We’ve built the performance learning management system (PLMS) to enable truly contextual learning and guide learners to master the capabilities of their roles. With the unique ability to map capabilities directly to courses, you can provide learning opportunities that target specific performance needs, and therefore have tangible performance outcomes.
What are the challenges courses conducted in a classroom setting when building organisational capability?
Perhaps the biggest hurdle is the time commitment and potential loss of productivity associated with taking employees out of their workflow. Without proper governance, training that is meant to aid the day-to-day can impede capability realisation in the workplace.
But then there are a few process mistakes that can be made.
- Lack of clear alignment between classroom learnings and real-life performance needs, which can render the training redundant and cause engagement to wane.

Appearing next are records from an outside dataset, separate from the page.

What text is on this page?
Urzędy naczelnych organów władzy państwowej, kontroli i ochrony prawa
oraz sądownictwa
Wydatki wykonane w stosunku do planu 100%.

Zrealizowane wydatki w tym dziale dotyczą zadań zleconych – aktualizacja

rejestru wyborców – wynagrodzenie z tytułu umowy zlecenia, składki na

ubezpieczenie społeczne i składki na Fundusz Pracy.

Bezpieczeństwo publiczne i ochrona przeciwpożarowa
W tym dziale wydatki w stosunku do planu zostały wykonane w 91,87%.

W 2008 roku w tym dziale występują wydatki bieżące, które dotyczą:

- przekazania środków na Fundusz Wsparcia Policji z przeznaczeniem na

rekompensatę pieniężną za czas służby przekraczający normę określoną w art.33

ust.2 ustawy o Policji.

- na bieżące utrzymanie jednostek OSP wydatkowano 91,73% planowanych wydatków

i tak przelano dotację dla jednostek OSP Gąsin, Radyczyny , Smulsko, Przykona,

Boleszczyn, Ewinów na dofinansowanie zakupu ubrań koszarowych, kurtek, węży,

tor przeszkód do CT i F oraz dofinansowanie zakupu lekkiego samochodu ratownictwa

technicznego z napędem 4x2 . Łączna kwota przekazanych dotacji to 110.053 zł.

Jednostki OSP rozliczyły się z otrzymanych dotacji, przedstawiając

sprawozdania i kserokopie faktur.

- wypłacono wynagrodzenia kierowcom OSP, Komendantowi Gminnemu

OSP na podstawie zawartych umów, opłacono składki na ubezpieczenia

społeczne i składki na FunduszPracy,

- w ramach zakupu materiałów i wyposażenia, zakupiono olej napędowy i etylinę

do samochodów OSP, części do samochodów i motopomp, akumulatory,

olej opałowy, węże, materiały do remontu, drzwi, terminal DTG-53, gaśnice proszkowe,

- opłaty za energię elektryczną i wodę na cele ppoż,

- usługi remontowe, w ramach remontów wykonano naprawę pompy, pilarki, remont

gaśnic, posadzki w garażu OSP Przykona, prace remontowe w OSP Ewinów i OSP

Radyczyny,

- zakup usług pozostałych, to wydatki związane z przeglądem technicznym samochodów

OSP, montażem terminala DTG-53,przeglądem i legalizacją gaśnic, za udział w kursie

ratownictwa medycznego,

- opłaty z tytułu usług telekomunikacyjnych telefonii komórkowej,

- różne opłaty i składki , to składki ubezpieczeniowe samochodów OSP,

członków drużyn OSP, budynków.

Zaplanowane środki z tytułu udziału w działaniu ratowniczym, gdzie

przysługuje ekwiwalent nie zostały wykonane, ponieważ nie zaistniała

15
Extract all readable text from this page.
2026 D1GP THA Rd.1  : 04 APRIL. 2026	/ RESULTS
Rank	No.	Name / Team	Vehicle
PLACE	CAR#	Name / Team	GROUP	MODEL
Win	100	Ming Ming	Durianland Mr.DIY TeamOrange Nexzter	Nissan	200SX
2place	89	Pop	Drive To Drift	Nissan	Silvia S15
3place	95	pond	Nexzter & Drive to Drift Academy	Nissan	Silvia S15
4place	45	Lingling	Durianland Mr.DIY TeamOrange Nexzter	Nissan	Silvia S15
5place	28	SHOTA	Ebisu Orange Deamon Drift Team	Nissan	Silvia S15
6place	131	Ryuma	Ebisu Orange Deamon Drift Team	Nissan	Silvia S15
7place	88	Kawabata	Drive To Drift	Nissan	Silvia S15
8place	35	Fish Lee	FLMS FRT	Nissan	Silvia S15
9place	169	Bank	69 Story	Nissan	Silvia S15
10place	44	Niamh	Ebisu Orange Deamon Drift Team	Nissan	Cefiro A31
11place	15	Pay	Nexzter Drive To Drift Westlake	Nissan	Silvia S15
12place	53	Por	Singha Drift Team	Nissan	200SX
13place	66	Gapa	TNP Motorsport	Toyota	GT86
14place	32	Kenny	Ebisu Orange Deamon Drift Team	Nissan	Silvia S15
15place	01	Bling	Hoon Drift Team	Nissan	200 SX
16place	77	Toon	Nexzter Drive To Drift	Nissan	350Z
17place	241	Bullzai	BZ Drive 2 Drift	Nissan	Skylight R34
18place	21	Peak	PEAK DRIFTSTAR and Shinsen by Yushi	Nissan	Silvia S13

- Putting those courses together too frequently can also lead to process fatigue, while too far apart may exacerbate a forgetting curve.
- Spoon-feeding or controlling the choice of courses (e.g. making them all mandatory) removes personal accountability and interest in training.
- Lack of benchmarking or quality assurance measures, such as engagement surveys, that enable impact.
All in all, though, unless you have each capability clearly defined, and can show how the internal course will build capability and thus drive business performance, you’re destined to fail from the outset.
What are the impacts of not using internal courses for building organisational capability?
If you’re not developing internal courses for organisational capability, you’re missing out on a creating bespoke training experiences and relying solely on costly third-party content.
That’s not to say third party content or training isn’t useful or even necessary in learning and development. Rather, they can’t be as niche, nuanced or tailored as you need to deliver on your specific capability plans. You also can’t optimise third party content as needed, which means that any issues flagged (low completions, outdated material) remain issues unless you purchase different sets of content.
And that means that resourcing decisions are reactive, rather than proactive, and you can’t be sure that any changes made will have a positive impact. When you design your own courses or programs, particularly those with facilitators and pre-determined outcomes, you have more control of learning data collected, which in turn ensures you’re making more informed L&D, workforce and business decisions.